A few weeks back, President Obama made remarks about consumer needs for strong encryption versus law enforcement and national security needs for access to private data. I complained at the time that the President simply didn’t get it — there’s no such thing as making the encryption “a little bit” weak. Over the last ten days, it’s been Congress’s turn, and they don’t get it either. On Monday, the House committee held hearings on the problem. The politicians wound up in the same place as the President: the answer is — because the politicians say it must exist — some compromise that gives law enforcement access but is so strong that the other bad guys are kept out. They’re just as wrong as the President was about the existence of such a compromise.
The Senate found a new way to be wrong. Last week, Senators Richard Burr (R-NC) and Dianne Feinstein (D-CA) released the proposed text for their update to the All Writs Act this past week. The AWA dates to 1789 and gives the courts authority to order all actions necessary to their function. The AWA has been in the headlines lately because of a federal court order requiring Apple to assist the FBI in decrypting the contents of an iPhone used by one of the San Bernardino shooters. The new mistake is language that requires tech companies to provide court-ordered data “in an intelligible format,” or provide the necessary technical assistance for the government to obtain the data in such a format. What does intelligible mean? The draft spells it out:
(10) INTELLIGIBLE. — The term “intelligible”, with respect to information or data, means — (A) the information or data has never been encrypted, enciphered, encoded, modulated, or obfuscated; or (B) the information or data has been encrypted, enciphered, encoded, modulated, or obfuscated and then decrypted, deciphered, decoded, demodulated, or deobfuscated to its original form.
The authors have tried to cover a lot of bases, and overreached as a result. There is an implicit requirement that encodings of all sorts be reversible — that the original data can be recovered. While ciphers fit that requirement by design, it’s not necessarily true for other types of encoding. Some of them are “lossy” — data is intentionally discarded (lost) and can’t be recovered.
Image compression is an easy case. A raw grayscale image typically consists of eight bits for each pixel, representing different shades of gray from black to white. The top image on the left is such an image. When encoded according to the JPEG standard, the size of the file representing the image is decreased dramatically. More importantly for this discussion, exactly reversing the encoding in order to recover the original data is not technically possible. The middle image is a reconstruction from the JPEG version that was about one-third the size of the original. To a human — or software mimicking human image processing, such as facial recognition — the differences are nearly indistinguishable. JPEG is designed to preserve the important bits, but not the unimportant ones, from a human visual perspective. But a JPEG-encoded image would certainly seem to be a technical violation of the draft statute: the original form of the data can’t be recovered.
(The bottom image compares the previous two, pixel by pixel. In the comparison, the lighter the pixel the greater the difference in the corresponding pixels in the two images. Most of the pixels are wrong, but in ways that don’t interfere with how humans see things.)
Images aren’t the only place this happens. For a time, “disemvoweling” objectionable comments was a fairly common blogging practice. The blog owner removed all of the vowels from the comment text, a form of obfuscation. “Mike is a silly twit” was replaced by “Mk s slly twt”. The comment was still presented inline, and the content could usually be reconstructed, but that took some effort and most people would simply skip over it instead. This scheme renders both of the phrases “fiery lava” and “fairy love” as “fry lv”. In context, which expansion is correct may be clear. Sometimes it’s not. The token “lv” is particularly difficult here. Alive, lava, lave, leave, levee, live, love, and olive are all possible. As is the case with image encoding, the text obfuscation is lossy and cannot be reversed by a static algorithm. Human judgment is sometimes/often required.

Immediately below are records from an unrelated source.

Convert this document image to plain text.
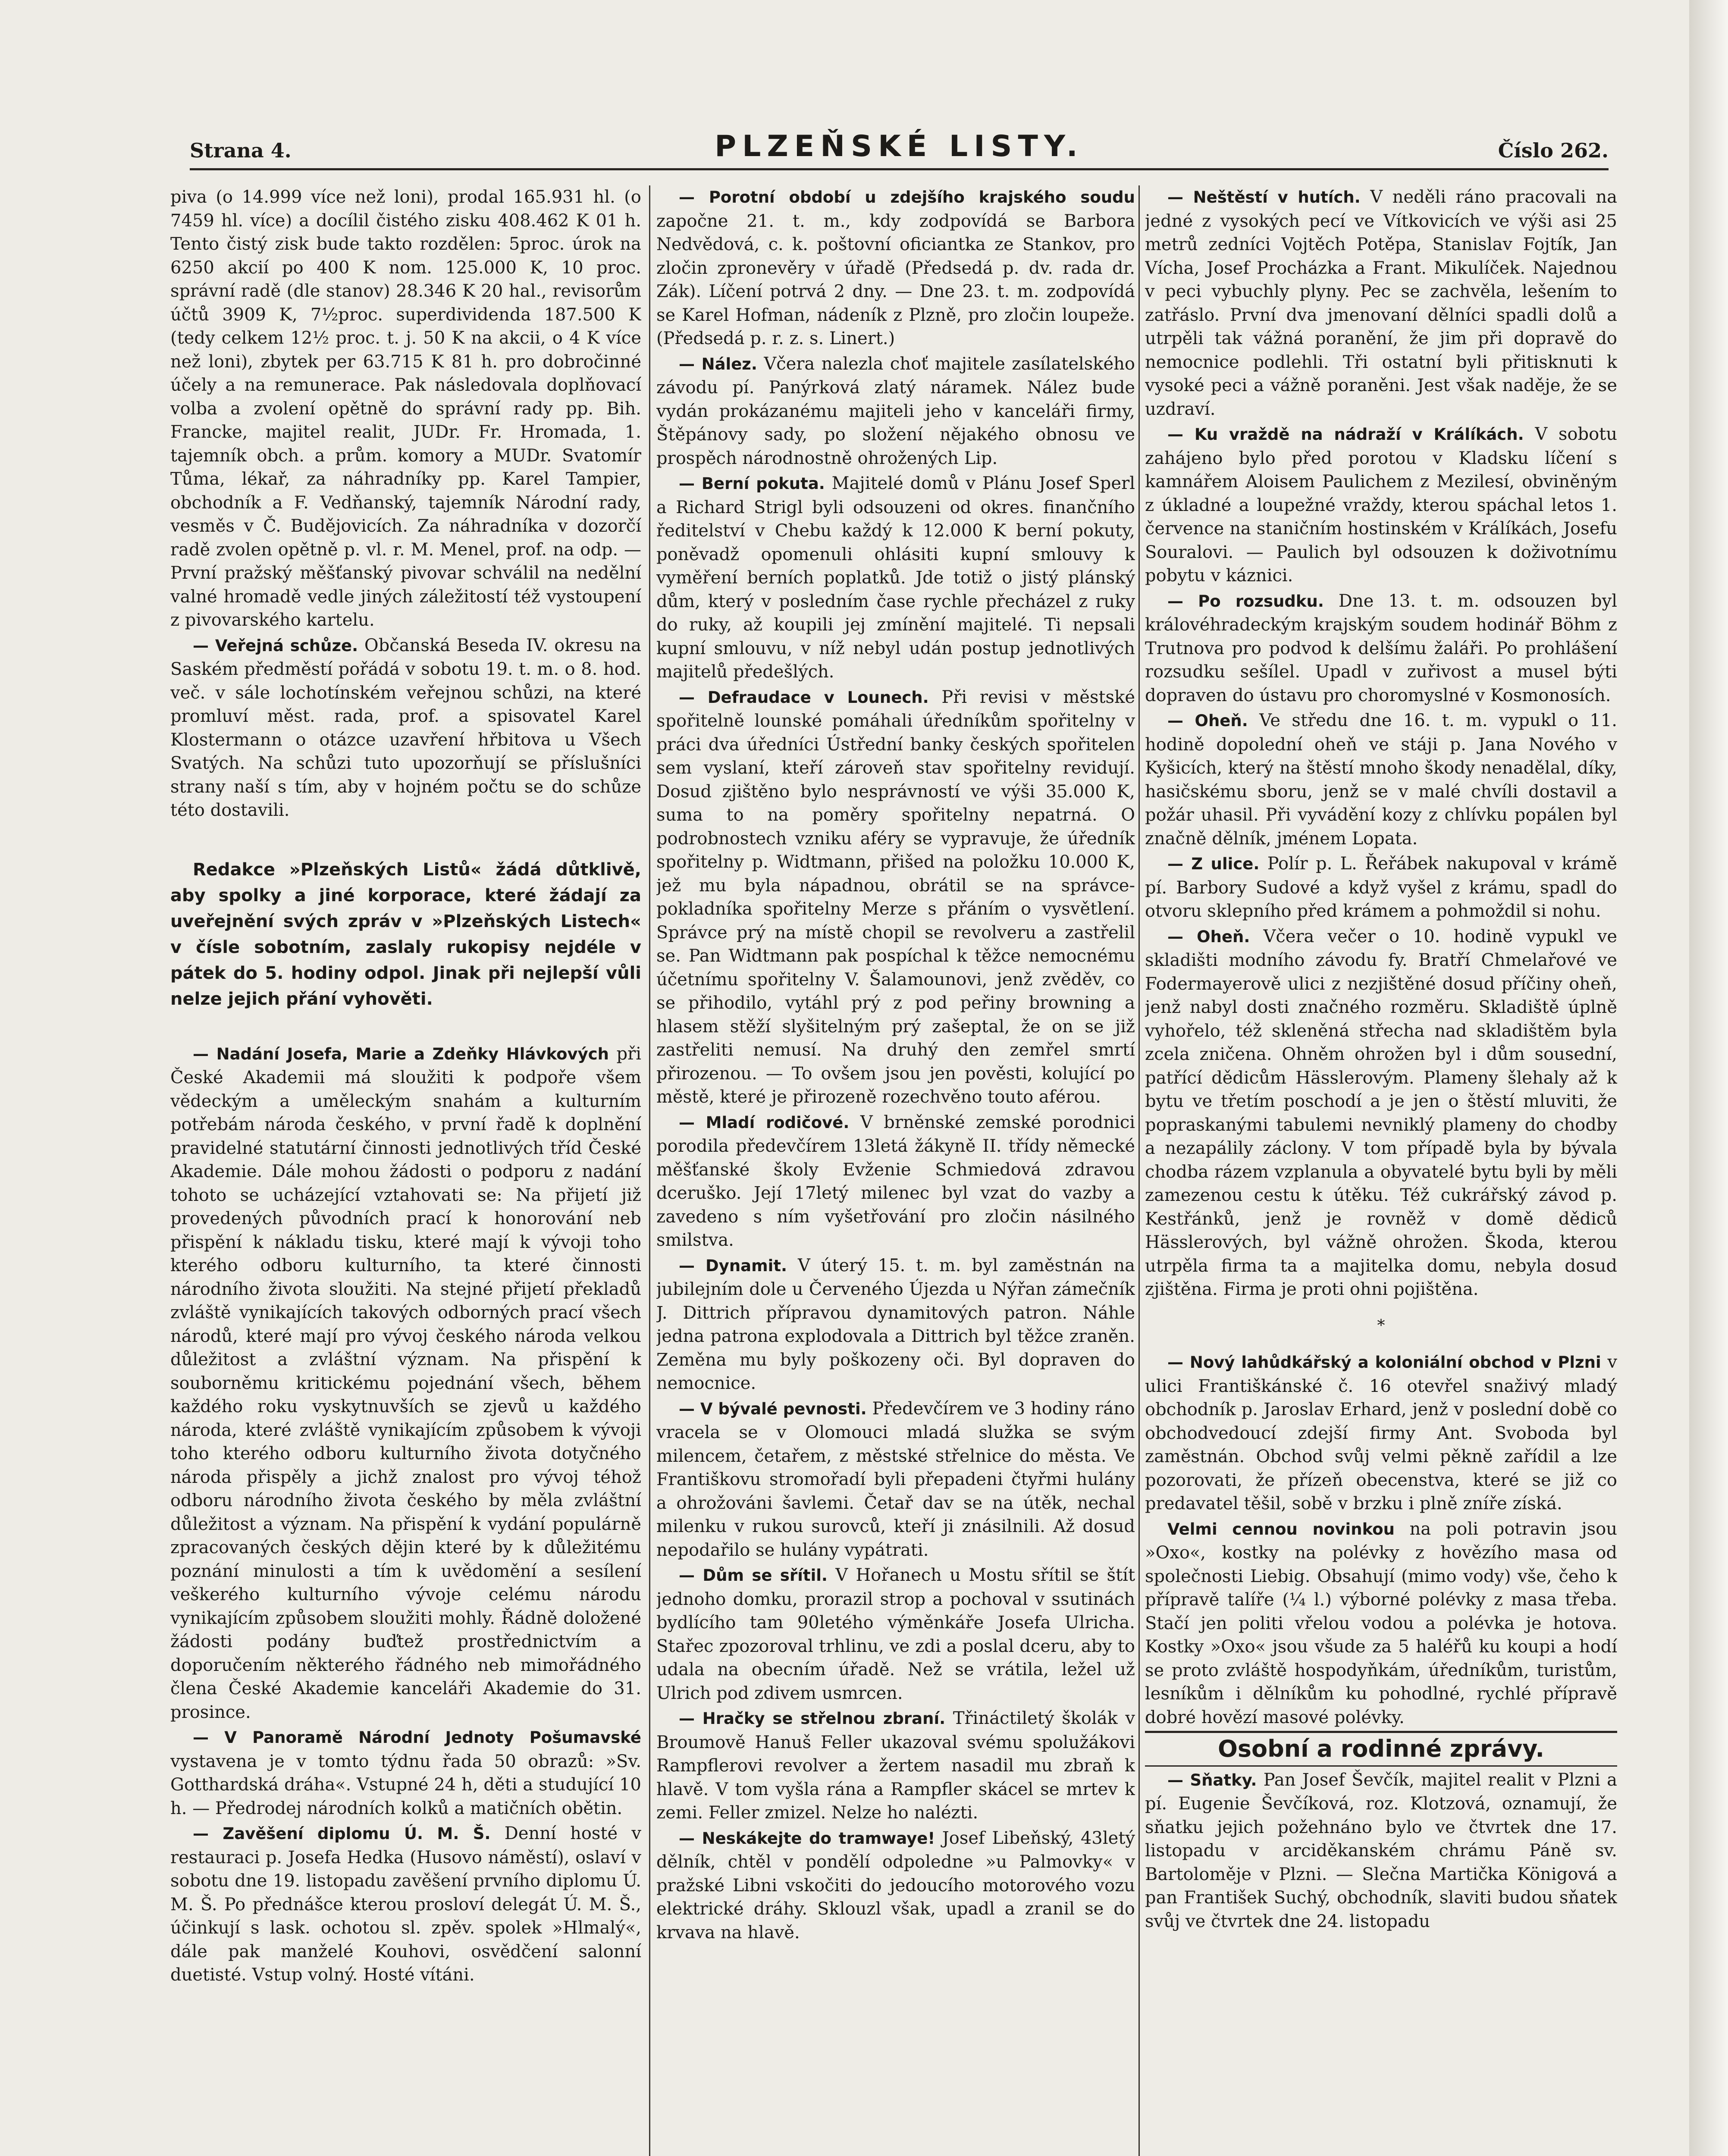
Strana 4.	PLZEŇSKÉ LISTY.	Číslo 262.

piva (o 14.999 více než loni), prodal 165.931 hl. (o 7459 hl. více) a docílil čistého zisku 408.462 K 01 h. Tento čistý zisk bude takto rozdělen: 5proc. úrok na 6250 akcií po 400 K nom. 125.000 K, 10 proc. správní radě (dle stanov) 28.346 K 20 hal., revisorům účtů 3909 K, 7½proc. superdividenda 187.500 K (tedy celkem 12½ proc. t. j. 50 K na akcii, o 4 K více než loni), zbytek per 63.715 K 81 h. pro dobročinné účely a na remunerace. Pak následovala doplňovací volba a zvolení opětně do správní rady pp. Bih. Francke, majitel realit, JUDr. Fr. Hromada, 1. tajemník obch. a prům. komory a MUDr. Svatomír Tůma, lékař, za náhradníky pp. Karel Tampier, obchodník a F. Vedňanský, tajemník Národní rady, vesměs v Č. Budějovicích. Za náhradníka v dozorčí radě zvolen opětně p. vl. r. M. Menel, prof. na odp. — První pražský měšťanský pivovar schválil na nedělní valné hromadě vedle jiných záležitostí též vystoupení z pivovarského kartelu.

— Veřejná schůze. Občanská Beseda IV. okresu na Saském předměstí pořádá v sobotu 19. t. m. o 8. hod. več. v sále lochotínském veřejnou schůzi, na které promluví měst. rada, prof. a spisovatel Karel Klostermann o otázce uzavření hřbitova u Všech Svatých. Na schůzi tuto upozorňují se příslušníci strany naší s tím, aby v hojném počtu se do schůze této dostavili.

Redakce »Plzeňských Listů« žádá důtklivě, aby spolky a jiné korporace, které žádají za uveřejnění svých zpráv v »Plzeňských Listech« v čísle sobotním, zaslaly rukopisy nejdéle v pátek do 5. hodiny odpol. Jinak při nejlepší vůli nelze jejich přání vyhověti.

— Nadání Josefa, Marie a Zdeňky Hlávkových při České Akademii má sloužiti k podpoře všem vědeckým a uměleckým snahám a kulturním potřebám národa českého, v první řadě k doplnění pravidelné statutární činnosti jednotlivých tříd České Akademie. Dále mohou žádosti o podporu z nadání tohoto se ucházející vztahovati se: Na přijetí již provedených původních prací k honorování neb přispění k nákladu tisku, které mají k vývoji toho kterého odboru kulturního, ta které činnosti národního života sloužiti. Na stejné přijetí překladů zvláště vynikajících takových odborných prací všech národů, které mají pro vývoj českého národa velkou důležitost a zvláštní význam. Na přispění k souborněmu kritickému pojednání všech, během každého roku vyskytnuvších se zjevů u každého národa, které zvláště vynikajícím způsobem k vývoji toho kterého odboru kulturního života dotyčného národa přispěly a jichž znalost pro vývoj téhož odboru národního života českého by měla zvláštní důležitost a význam. Na přispění k vydání populárně zpracovaných českých dějin které by k důležitému poznání minulosti a tím k uvědomění a sesílení veškerého kulturního vývoje celému národu vynikajícím způsobem sloužiti mohly. Řádně doložené žádosti podány buďtež prostřednictvím a doporučením některého řádného neb mimořádného člena České Akademie kanceláři Akademie do 31. prosince.

— V Panoramě Národní Jednoty Pošumavské vystavena je v tomto týdnu řada 50 obrazů: »Sv. Gotthardská dráha«. Vstupné 24 h, děti a studující 10 h. — Předrodej národních kolků a matičních obětin.

— Zavěšení diplomu Ú. M. Š. Denní hosté v restauraci p. Josefa Hedka (Husovo náměstí), oslaví v sobotu dne 19. listopadu zavěšení prvního diplomu Ú. M. Š. Po přednášce kterou prosloví delegát Ú. M. Š., účinkují s lask. ochotou sl. zpěv. spolek »Hlmalý«, dále pak manželé Kouhovi, osvědčení salonní duetisté. Vstup volný. Hosté vítáni.

— Porotní období u zdejšího krajského soudu započne 21. t. m., kdy zodpovídá se Barbora Nedvědová, c. k. poštovní oficiantka ze Stankov, pro zločin zpronevěry v úřadě (Předsedá p. dv. rada dr. Zák). Líčení potrvá 2 dny. — Dne 23. t. m. zodpovídá se Karel Hofman, nádeník z Plzně, pro zločin loupeže. (Předsedá p. r. z. s. Linert.)

— Nález. Včera nalezla choť majitele zasílatelského závodu pí. Panýrková zlatý náramek. Nález bude vydán prokázanému majiteli jeho v kanceláři firmy, Štěpánovy sady, po složení nějakého obnosu ve prospěch národnostně ohrožených Lip.

— Berní pokuta. Majitelé domů v Plánu Josef Sperl a Richard Strigl byli odsouzeni od okres. finančního ředitelství v Chebu každý k 12.000 K berní pokuty, poněvadž opomenuli ohlásiti kupní smlouvy k vyměření berních poplatků. Jde totiž o jistý plánský dům, který v posledním čase rychle přecházel z ruky do ruky, až koupili jej zmínění majitelé. Ti nepsali kupní smlouvu, v níž nebyl udán postup jednotlivých majitelů předešlých.

— Defraudace v Lounech. Při revisi v městské spořitelně lounské pomáhali úředníkům spořitelny v práci dva úředníci Ústřední banky českých spořitelen sem vyslaní, kteří zároveň stav spořitelny revidují. Dosud zjištěno bylo nesprávností ve výši 35.000 K, suma to na poměry spořitelny nepatrná. O podrobnostech vzniku aféry se vypravuje, že úředník spořitelny p. Widtmann, přišed na položku 10.000 K, jež mu byla nápadnou, obrátil se na správce-pokladníka spořitelny Merze s přáním o vysvětlení. Správce prý na místě chopil se revolveru a zastřelil se. Pan Widtmann pak pospíchal k těžce nemocnému účetnímu spořitelny V. Šalamounovi, jenž zvěděv, co se přihodilo, vytáhl prý z pod peřiny browning a hlasem stěží slyšitelným prý zašeptal, že on se již zastřeliti nemusí. Na druhý den zemřel smrtí přirozenou. — To ovšem jsou jen pověsti, kolující po městě, které je přirozeně rozechvěno touto aférou.

— Mladí rodičové. V brněnské zemské porodnici porodila předevčírem 13letá žákyně II. třídy německé měšťanské školy Evženie Schmiedová zdravou dceruško. Její 17letý milenec byl vzat do vazby a zavedeno s ním vyšetřování pro zločin násilného smilstva.

— Dynamit. V úterý 15. t. m. byl zaměstnán na jubilejním dole u Červeného Újezda u Nýřan zámečník J. Dittrich přípravou dynamitových patron. Náhle jedna patrona explodovala a Dittrich byl těžce zraněn. Zeměna mu byly poškozeny oči. Byl dopraven do nemocnice.

— V bývalé pevnosti. Předevčírem ve 3 hodiny ráno vracela se v Olomouci mladá služka se svým milencem, četařem, z městské střelnice do města. Ve Františkovu stromořadí byli přepadeni čtyřmi hulány a ohrožováni šavlemi. Četař dav se na útěk, nechal milenku v rukou surovců, kteří ji znásilnili. Až dosud nepodařilo se hulány vypátrati.

— Dům se sřítil. V Hořanech u Mostu sřítil se štít jednoho domku, prorazil strop a pochoval v ssutinách bydlícího tam 90letého výměnkáře Josefa Ulricha. Stařec zpozoroval trhlinu, ve zdi a poslal dceru, aby to udala na obecním úřadě. Než se vrátila, ležel už Ulrich pod zdivem usmrcen.

— Hračky se střelnou zbraní. Třináctiletý školák v Broumově Hanuš Feller ukazoval svému spolužákovi Rampflerovi revolver a žertem nasadil mu zbraň k hlavě. V tom vyšla rána a Rampfler skácel se mrtev k zemi. Feller zmizel. Nelze ho nalézti.

— Neskákejte do tramwaye! Josef Libeňský, 43letý dělník, chtěl v pondělí odpoledne »u Palmovky« v pražské Libni vskočiti do jedoucího motorového vozu elektrické dráhy. Sklouzl však, upadl a zranil se do krvava na hlavě.

— Neštěstí v hutích. V neděli ráno pracovali na jedné z vysokých pecí ve Vítkovicích ve výši asi 25 metrů zedníci Vojtěch Potěpa, Stanislav Fojtík, Jan Vícha, Josef Procházka a Frant. Mikulíček. Najednou v peci vybuchly plyny. Pec se zachvěla, lešením to zatřáslo. První dva jmenovaní dělníci spadli dolů a utrpěli tak vážná poranění, že jim při dopravě do nemocnice podlehli. Tři ostatní byli přitisknuti k vysoké peci a vážně poraněni. Jest však naděje, že se uzdraví.

— Ku vraždě na nádraží v Králíkách. V sobotu zahájeno bylo před porotou v Kladsku líčení s kamnářem Aloisem Paulichem z Mezilesí, obviněným z úkladné a loupežné vraždy, kterou spáchal letos 1. července na staničním hostinském v Králíkách, Josefu Souralovi. — Paulich byl odsouzen k doživotnímu pobytu v káznici.

— Po rozsudku. Dne 13. t. m. odsouzen byl královéhradeckým krajským soudem hodinář Böhm z Trutnova pro podvod k delšímu žaláři. Po prohlášení rozsudku sešílel. Upadl v zuřivost a musel býti dopraven do ústavu pro choromyslné v Kosmonosích.

— Oheň. Ve středu dne 16. t. m. vypukl o 11. hodině dopolední oheň ve stáji p. Jana Nového v Kyšicích, který na štěstí mnoho škody nenadělal, díky, hasičskému sboru, jenž se v malé chvíli dostavil a požár uhasil. Při vyvádění kozy z chlívku popálen byl značně dělník, jménem Lopata.

— Z ulice. Polír p. L. Řeřábek nakupoval v krámě pí. Barbory Sudové a když vyšel z krámu, spadl do otvoru sklepního před krámem a pohmoždil si nohu.

— Oheň. Včera večer o 10. hodině vypukl ve skladišti modního závodu fy. Bratří Chmelařové ve Fodermayerově ulici z nezjištěné dosud příčiny oheň, jenž nabyl dosti značného rozměru. Skladiště úplně vyhořelo, též skleněná střecha nad skladištěm byla zcela zničena. Ohněm ohrožen byl i dům sousední, patřící dědicům Hässlerovým. Plameny šlehaly až k bytu ve třetím poschodí a je jen o štěstí mluviti, že popraskanými tabulemi nevniklý plameny do chodby a nezapálily záclony. V tom případě byla by bývala chodba rázem vzplanula a obyvatelé bytu byli by měli zamezenou cestu k útěku. Též cukrářský závod p. Kestřánků, jenž je rovněž v domě dědiců Hässlerových, byl vážně ohrožen. Škoda, kterou utrpěla firma ta a majitelka domu, nebyla dosud zjištěna. Firma je proti ohni pojištěna.

*

— Nový lahůdkářský a koloniální obchod v Plzni v ulici Františkánské č. 16 otevřel snaživý mladý obchodník p. Jaroslav Erhard, jenž v poslední době co obchodvedoucí zdejší firmy Ant. Svoboda byl zaměstnán. Obchod svůj velmi pěkně zařídil a lze pozorovati, že přízeň obecenstva, které se již co predavatel těšil, sobě v brzku i plně zníře získá.

Velmi cennou novinkou na poli potravin jsou »Oxo«, kostky na polévky z hovězího masa od společnosti Liebig. Obsahují (mimo vody) vše, čeho k přípravě talíře (¼ l.) výborné polévky z masa třeba. Stačí jen politi vřelou vodou a polévka je hotova. Kostky »Oxo« jsou všude za 5 haléřů ku koupi a hodí se proto zvláště hospodyňkám, úředníkům, turistům, lesníkům i dělníkům ku pohodlné, rychlé přípravě dobré hovězí masové polévky.

Osobní a rodinné zprávy.

— Sňatky. Pan Josef Ševčík, majitel realit v Plzni a pí. Eugenie Ševčíková, roz. Klotzová, oznamují, že sňatku jejich požehnáno bylo ve čtvrtek dne 17. listopadu v arciděkanském chrámu Páně sv. Bartoloměje v Plzni. — Slečna Martička Königová a pan František Suchý, obchodník, slaviti budou sňatek svůj ve čtvrtek dne 24. listopadu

Most frustrating about all of this is the implicit assumption that the bad guys are uniformly stupid. There’s an assumption that a terrorist leader, for example, will communicate in clear text using a cipher. Ciphers are only one method of passing secret information. A codebook, where a phrase is assigned a specific arbitrary meaning, is a different method. Phrases from a codebook are much harder to decode. Suppose that the authorities determine, from context, that the text “fry lv” should be taken as “fiery lava”. What does that phrase correspond to in the codebook? Execute attack plan “L” per previously agreed-upon schedule? Or run like hell, the FBI is on to us?
Expressed another way, citizens are being asked to surrender the benefits of strong encryption on the assumption that the bad guys are amateurs, not pros. And don’t have access to pros. But a different type of bad guy, the ones interested in stealing my data for their own financial gain, already employ pros. Very good pros. Let’s not weaken commercially-available encryption and make it easier for one kind of bad guy just because we’re afraid of a different sort of villain. And in particular, if we’re going to go ahead and outlaw strong ciphers, let’s write laws that do that narrowly instead of potentially entangling a lot of other data manipulations.